The Corner

What Cases Is SCOTUS Going to Take This Term?

The distinguished panelists and moderator at Monday’s National Review/Pacific Legal Foundation Supreme Court–preview event at NR’s D.C. office seemed to have a good time, with quips about Lisa Blatt’s Cowboy boots, my PLF colleague Jim Burling’s lame fish jokes, and John Elwood’s feigned raisin-phobia. Elwood’s Simpsons and Seinfeld analogies in his case discussions weren’t half-bad either. Yet the high-level prognostications by these super-lawyers are even more worthy of attention.
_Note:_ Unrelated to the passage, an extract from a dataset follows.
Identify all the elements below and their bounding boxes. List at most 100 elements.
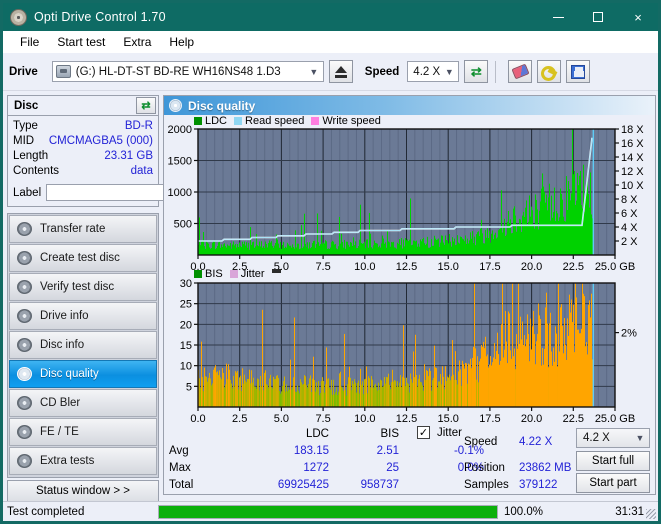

You can watch the entire event, which was broadcast and archived here by C-SPAN, but a few points are worth reflecting on further. The program began with a discussion of the Court’s denial of all the pending petitions to hear the same-sex-marriage cases, with some points of agreement and disagreement. The Supreme Court experts weren’t confident that actions last Monday meant that no same-sex-marriage case will be taken this year.

The Ninth Circuit took the denials as a green light to issue an opinion yesterday striking down the gay-marriage bans in Idaho and Nevada, but Justice Anthony Kennedy’s order earlier today staying the effectiveness of the Ninth Circuit decision has now prompted further speculation.

I agree with the assessment Ed Whelan offered me that we shouldn’t read much into Kennedy’s order today; it’s probably just his way of following the regular order in similar cases. But the fact that no justice issued an opinion on why the Court denied cert in the other cases, which are often issued when a justice strongly disagrees with the denial, has caused a lot of interesting, inside-baseball speculation, including this by Professor Josh Blackman.

Jim Burling’s discussion of the major Obamacare cases, and whether the Court might take one of them generated the most questions from the audience. All panelists agreed that the conventional wisdom among Court watchers was that the Court would take at least one of them, with only Lisa Blatt expressing her mild dissent from that view. A petition asking the Supreme Court to hear one case presenting the state v. federal exchange subsidy issue, King v. Burwell, has already been filed — even though the justices might wait to act until a similar case is re-heard in the full D.C. Circuit Court of Appeals.

Burling also discussed PLF’s leading challenge to the individual mandate as a violation of the Constitution’s Origination Clause, Sissel v. HHS. Since the mandate itself is not constitutional, and the penalty is only constitutional if it is a lawful tax, PLF challenged the constitutionality of the purported tax since it originated in the Senate. A panel of the D.C. Circuit rejected that claim, but with reasoning that effectively guts the Origination Clause. Two days ago, our PLF colleagues asked the entire D.C. Circuit Court of Appeals to re-hear the case en banc, and we expect some important amicus support for our re-hearing petition to be filed in the next few days. If the D.C. Circuit re-hears the case, it is unlikely that it or a similar case in the Fifth Circuit would be heard by the justices this term. But if the D.C. Circuit does not re-hear our case, it is possible our petition for Supreme Court review will be submitted in time for the justices to act on it this term.

PLF is involved in a few of the other cases discussed on Monday: All panelists agreed the Court was likely to overturn the ruling in Texas Dept. of Housing v. Inclusive Communities Project, Inc., that wrongly held that the federal Fair Housing Act prohibits acts that have a statistically disparate impact based on race that are not intended to have such effects. And for the good of the nation, let’s hope the Court grants PLF’s own case for our farmer clients who are seeking to overturn an erroneous federal determination under the Endangered Species Act that is causing great human and economic harm in California, see Stewart & Jasper Orchards v. U.S. Fish and Wildlife Service.